Die Schweizer Autorin Katja Brunner, Jahrgang 1991, kombiniert in ihrem Hochgeschwindigkeitstext analytische Schärfe mit der Lust an der Sprachpiraterie. Das erinnert an Elfriede Jelinek und ist doch ganz eigen. Ebenso ihre Kunst, in Mikro-Abschweifungen aus dem Redeschwall Diagnosen einer Menschheit auf Abwegen abzufeuern. Ein Beispiel: "Bleib bei dir, hab Geduld!", ruft Richard ihrem Bruder und potenziellen Konkurrenten Clarence (Lola Klamroth) zu, als dieser abgeführt und in den Kerker gesteckt wird. Nicht nur, dass Richard selbst hinter der Festnahme steckt. Sie hat auch noch die Dreistigkeit, ihren Bruder in allerschlimmstem Achtsamkeits-Sprech aufzumuntern. Eingesperrt im Tower "bei sich" zu bleiben, das bringt den Grundwiderspruch angesagter Ratgeber-Philosophie auf den Punkt: Gesellschaftliche Zwänge, die die Menschen quälen, werden ignoriert. Empfohlen wird stattdessen ein positiveres Mindset und individuelle Haltungs-Optimierung. Muss noch erwähnt werden, dass Clarence den Abend nicht überlebt?

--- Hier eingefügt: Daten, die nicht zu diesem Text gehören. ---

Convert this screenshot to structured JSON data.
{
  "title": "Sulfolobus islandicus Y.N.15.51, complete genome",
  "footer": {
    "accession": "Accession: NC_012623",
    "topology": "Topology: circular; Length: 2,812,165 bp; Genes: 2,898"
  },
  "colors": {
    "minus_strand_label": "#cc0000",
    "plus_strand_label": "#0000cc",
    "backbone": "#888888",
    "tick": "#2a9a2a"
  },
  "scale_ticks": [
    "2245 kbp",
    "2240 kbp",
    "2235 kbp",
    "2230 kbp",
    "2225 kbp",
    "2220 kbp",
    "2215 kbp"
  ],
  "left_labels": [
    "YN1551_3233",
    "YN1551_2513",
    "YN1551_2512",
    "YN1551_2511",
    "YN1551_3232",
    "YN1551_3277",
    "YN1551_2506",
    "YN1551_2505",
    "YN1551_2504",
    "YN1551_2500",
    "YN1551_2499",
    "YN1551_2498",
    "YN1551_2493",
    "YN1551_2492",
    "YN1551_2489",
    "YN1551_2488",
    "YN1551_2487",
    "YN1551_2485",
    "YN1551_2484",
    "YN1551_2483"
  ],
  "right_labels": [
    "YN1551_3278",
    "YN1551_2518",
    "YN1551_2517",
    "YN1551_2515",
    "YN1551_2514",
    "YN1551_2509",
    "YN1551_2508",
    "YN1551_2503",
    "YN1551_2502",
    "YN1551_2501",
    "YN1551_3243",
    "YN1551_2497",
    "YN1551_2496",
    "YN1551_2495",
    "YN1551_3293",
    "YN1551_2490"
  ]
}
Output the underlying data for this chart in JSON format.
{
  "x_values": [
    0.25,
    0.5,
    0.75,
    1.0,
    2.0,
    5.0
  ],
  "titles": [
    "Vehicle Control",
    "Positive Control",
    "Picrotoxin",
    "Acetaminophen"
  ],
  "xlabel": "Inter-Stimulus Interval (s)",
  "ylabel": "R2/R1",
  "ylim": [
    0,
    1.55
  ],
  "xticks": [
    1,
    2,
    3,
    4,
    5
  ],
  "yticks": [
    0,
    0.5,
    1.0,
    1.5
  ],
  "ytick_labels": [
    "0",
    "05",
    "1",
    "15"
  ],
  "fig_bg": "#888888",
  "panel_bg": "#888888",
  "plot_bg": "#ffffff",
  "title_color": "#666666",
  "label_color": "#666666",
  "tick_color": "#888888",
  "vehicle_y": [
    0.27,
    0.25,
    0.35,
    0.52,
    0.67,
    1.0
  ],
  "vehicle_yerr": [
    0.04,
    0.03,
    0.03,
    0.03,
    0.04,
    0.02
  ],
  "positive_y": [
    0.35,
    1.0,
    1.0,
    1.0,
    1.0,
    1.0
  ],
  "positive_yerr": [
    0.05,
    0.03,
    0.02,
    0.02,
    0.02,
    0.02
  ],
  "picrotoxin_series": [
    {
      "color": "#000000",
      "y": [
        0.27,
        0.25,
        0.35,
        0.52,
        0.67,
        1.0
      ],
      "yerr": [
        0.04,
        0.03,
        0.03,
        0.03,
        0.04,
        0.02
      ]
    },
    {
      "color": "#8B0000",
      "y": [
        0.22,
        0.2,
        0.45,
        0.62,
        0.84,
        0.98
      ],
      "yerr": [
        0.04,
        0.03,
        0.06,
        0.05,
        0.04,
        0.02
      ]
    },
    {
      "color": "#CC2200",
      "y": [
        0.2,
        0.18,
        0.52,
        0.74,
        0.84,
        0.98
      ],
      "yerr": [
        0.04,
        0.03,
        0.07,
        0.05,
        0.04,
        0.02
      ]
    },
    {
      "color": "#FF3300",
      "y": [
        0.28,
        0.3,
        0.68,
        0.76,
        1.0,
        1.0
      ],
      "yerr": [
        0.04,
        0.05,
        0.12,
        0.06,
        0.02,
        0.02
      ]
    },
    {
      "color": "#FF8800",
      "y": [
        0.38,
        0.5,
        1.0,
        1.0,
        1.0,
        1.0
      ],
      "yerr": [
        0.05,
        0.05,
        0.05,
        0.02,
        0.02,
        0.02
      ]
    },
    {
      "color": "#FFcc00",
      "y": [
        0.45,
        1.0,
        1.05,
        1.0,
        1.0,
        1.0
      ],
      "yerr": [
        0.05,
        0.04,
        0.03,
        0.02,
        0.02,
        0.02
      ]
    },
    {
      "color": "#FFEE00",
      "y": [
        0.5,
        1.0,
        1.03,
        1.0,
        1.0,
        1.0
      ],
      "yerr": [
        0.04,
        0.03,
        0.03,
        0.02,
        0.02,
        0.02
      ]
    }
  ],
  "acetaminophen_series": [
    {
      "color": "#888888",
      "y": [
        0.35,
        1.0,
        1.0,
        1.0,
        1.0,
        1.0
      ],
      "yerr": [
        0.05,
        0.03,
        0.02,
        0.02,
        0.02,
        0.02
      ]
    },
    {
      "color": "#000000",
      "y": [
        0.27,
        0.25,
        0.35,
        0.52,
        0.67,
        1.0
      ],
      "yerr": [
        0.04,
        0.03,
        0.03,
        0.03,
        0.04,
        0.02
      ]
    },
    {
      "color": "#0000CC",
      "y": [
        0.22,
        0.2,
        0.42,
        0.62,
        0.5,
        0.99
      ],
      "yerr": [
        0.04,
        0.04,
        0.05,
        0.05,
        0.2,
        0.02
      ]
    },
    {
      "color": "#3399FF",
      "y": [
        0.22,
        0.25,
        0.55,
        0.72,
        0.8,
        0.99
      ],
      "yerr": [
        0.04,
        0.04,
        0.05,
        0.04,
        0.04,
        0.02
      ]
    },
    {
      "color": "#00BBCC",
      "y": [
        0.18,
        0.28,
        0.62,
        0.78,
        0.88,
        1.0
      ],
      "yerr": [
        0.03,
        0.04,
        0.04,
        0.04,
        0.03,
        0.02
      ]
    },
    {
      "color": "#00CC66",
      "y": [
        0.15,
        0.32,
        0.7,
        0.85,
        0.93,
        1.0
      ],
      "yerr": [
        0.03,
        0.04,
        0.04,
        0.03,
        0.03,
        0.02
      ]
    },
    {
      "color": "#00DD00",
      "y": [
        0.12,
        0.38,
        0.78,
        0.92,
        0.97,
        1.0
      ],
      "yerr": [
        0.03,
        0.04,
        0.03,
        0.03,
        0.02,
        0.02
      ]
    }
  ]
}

Yvon Jansen gibt der Mordgeschichte eine geradezu unverschämte Leichtigkeit. Mit elegantem Spott über Hof und Tradition lockt sie das Publikum auf Richards Seite, flirtet, droht, lästert, rationalisiert, triumphiert. Wie's drinnen aussieht, das deuten nur die albtraumhaften Filmtableaux von Videokünstlerin Susanne Steinmassl an, die das Bühnengeschehen flankieren. Hier mutieren Porträts der Adeligen in Ölbildästhetik zu Horrorszenarien, etwa wenn Richard Kinderpuppen bluttriefend die Köpfe abbeißt.
"Richard Drei" zeigt, was zeitgemäßes Schauspiel sein kann, wenn es nur will: ein uralter Stoff, der bis heute in seinen Bann schlägt; ein Team, für das Feminismus und genderfluide Besetzung so selbstverständlich sind, wie das Denken in Hashtags und das Spielen mit der TikTok-Ästhetik; eine Sprache, die alle Geschlechter selbstbewusst mitdenkt und -spricht; ein Theater, das sich traut, neue, junge Dramatik auf die große Bühne zu holen; und eine Inszenierung, die angesichts des Zustands der Welt hysterisches Lachen und Schmerz zusammen bringt.